New York With the smoldering gray rubble of the World Trade Center a sorrowful backdrop, the families of people killed in the Sept. 11 terrorist attack gathered Sunday for a memorial service of prayer and song.
Thousands of mourners, some holding photographs of their loved ones, rose from their plastic chairs as Police Officer Daniel Rodriguez opened the service with "The Star-Spangled Banner." Cardinal Edward Egan delivered the invocation, standing at a podium draped in black.
"They were innocent and they were brutally, viciously, unjustly taken from us," said Egan, the leader of New York's Roman Catholic archdiocese. He called them "strong and dedicated citizens" who were "executives and office workers, managers and laborers."
"We are in mourning, Lord. We have hardly any tears left to shed," he said.
More than 4,000 people are still missing.
Many of the mourners wore the jackets and headgear of the police and fire units to which their loved ones belonged.
"We are neighbors, we are family members and we are friends and we hurt," said Imam Izak-El Mu'eed Pasha, the Police Department's Muslim chaplain. "Let us stand together and pray and not let our faiths be used in such a way. ... They cannot use our faiths and do these terrible things."
For only the second time in the seven weeks since the attack, the round-the-clock recovery and demolition work at the site was halted to allow for the memorial service. The first time was on Oct. 11 at 8:48 a.m. one month to the minute after the first hijacked plane struck the trade center's north tower when a moment of silence was observed.
Yellow, white and purple flowers ringed a stage erected in front of a jagged mountain of darkened wreckage. On either side of the stage were huge video screens with images of American flags and the words "God Bless America" and "Sept. 11, 2001."
Standing room only
City officials estimated the crowd at 9,200, far more than expected. Mourners filled the rows of chairs to capacity; some people were forced to stand.

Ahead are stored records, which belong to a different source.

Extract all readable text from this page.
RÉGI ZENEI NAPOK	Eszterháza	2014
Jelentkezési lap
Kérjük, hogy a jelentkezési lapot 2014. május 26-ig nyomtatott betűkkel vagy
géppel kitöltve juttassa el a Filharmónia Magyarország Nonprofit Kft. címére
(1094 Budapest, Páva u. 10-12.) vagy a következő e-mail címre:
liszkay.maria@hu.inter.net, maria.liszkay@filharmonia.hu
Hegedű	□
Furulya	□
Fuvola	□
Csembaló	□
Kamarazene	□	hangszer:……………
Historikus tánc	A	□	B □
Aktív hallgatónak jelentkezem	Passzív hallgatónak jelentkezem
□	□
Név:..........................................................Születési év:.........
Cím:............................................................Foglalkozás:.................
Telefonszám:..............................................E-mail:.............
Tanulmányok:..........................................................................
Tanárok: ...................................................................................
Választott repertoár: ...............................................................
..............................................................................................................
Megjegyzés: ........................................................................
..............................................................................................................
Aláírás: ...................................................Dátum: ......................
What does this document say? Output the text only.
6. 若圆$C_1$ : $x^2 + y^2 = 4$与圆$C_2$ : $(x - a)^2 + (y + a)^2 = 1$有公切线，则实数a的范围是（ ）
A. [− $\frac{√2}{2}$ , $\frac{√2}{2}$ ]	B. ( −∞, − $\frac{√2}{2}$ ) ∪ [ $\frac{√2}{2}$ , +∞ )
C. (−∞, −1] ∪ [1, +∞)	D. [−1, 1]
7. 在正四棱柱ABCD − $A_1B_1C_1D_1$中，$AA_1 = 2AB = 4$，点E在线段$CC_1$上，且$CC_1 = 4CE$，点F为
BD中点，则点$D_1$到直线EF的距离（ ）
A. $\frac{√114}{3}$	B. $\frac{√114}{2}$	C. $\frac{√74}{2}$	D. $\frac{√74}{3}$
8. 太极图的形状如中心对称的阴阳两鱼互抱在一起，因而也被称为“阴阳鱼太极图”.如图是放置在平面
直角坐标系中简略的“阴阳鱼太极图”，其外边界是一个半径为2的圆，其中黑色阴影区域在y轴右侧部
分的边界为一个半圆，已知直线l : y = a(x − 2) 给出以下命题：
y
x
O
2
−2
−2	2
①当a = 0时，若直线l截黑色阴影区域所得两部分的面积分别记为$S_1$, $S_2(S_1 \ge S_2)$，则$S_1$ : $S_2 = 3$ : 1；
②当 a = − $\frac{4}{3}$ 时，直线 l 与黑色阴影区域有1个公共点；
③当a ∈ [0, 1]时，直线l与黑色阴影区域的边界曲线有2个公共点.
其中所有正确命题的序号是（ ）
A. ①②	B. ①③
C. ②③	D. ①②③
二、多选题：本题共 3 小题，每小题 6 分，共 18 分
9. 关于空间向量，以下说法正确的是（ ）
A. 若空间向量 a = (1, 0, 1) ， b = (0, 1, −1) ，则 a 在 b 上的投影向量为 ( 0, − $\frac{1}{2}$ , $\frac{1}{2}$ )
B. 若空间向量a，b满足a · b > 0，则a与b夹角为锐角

The crisp autumn air was tinged with an acrid smell from the debris, a constant in lower Manhattan since the twin towers collapsed. Although water was sprayed on smoldering spots in the wreckage before the service, a smoky cloud hung over the crowd. The drone of generators providing power for the service temporarily replaced the omnipresent roar of heavy machinery.
Many of the mourners pressed masks to their faces to block out the smoke and the smell. They wiped away tears as tenor Andrea Bocelli sang "Ave Maria" and as other prayers were offered during the hour-long service.
"Since Sept. 11, we the United States of America, have become the reunited states of America," said Rabbi Joseph Potasnik, the Fire Department's Jewish chaplain. "Death will not conquer our love. We will hold on to the memory, we will hold on to this moment, and most importantly, we will hold on to one another."
Earlier, as the mourners were escorted to their seats, many said it was their first visit to the area known as "ground zero." And for many of them, the sight of the destruction caused their jaws to drop.
"There will never be any closure, but it helps knowing there are other people going through this," said Roseanna Stabile, whose husband, Michael, a 50-year-old currency broker, died in the towers' collapse.
'No coffin, no funeral'
Josh Vicente, a teen-ager who lost his uncle, 30-year-old Tom Pecorelli, said that not having a body to bury had made the death particularly difficult. Pecorelli, a cameraman for Fox Sports, was a passenger aboard American Airlines Flight 11, which crashed into the north tower.
"We didn't see him again," Vicente said. "There was no coffin, no funeral. It still seems like he'll call again."
After the ceremony, some relatives climbed to the stage to get a closer look at the devastated trade center. They handed bouquets and wreaths to state troopers standing guard, asking them to place the flowers near ground zero.
"For a large number of families, the idea of being at the site was very important," Mayor Rudolph Giuliani said earlier. "It was important to them to pray, and to feel a connection to the people they lost."
Other officials attending the service included governors George Pataki of New York and Donald DiFrancesco of New Jersey, and Sens. Charles Schumer and Hillary Rodham Clinton.
A chain-link fence ringing the site was hung with green mesh to shield the families from the throngs of bystanders gathered nearby.
Later, families were given wooden urns by the city containing soil from ground zero.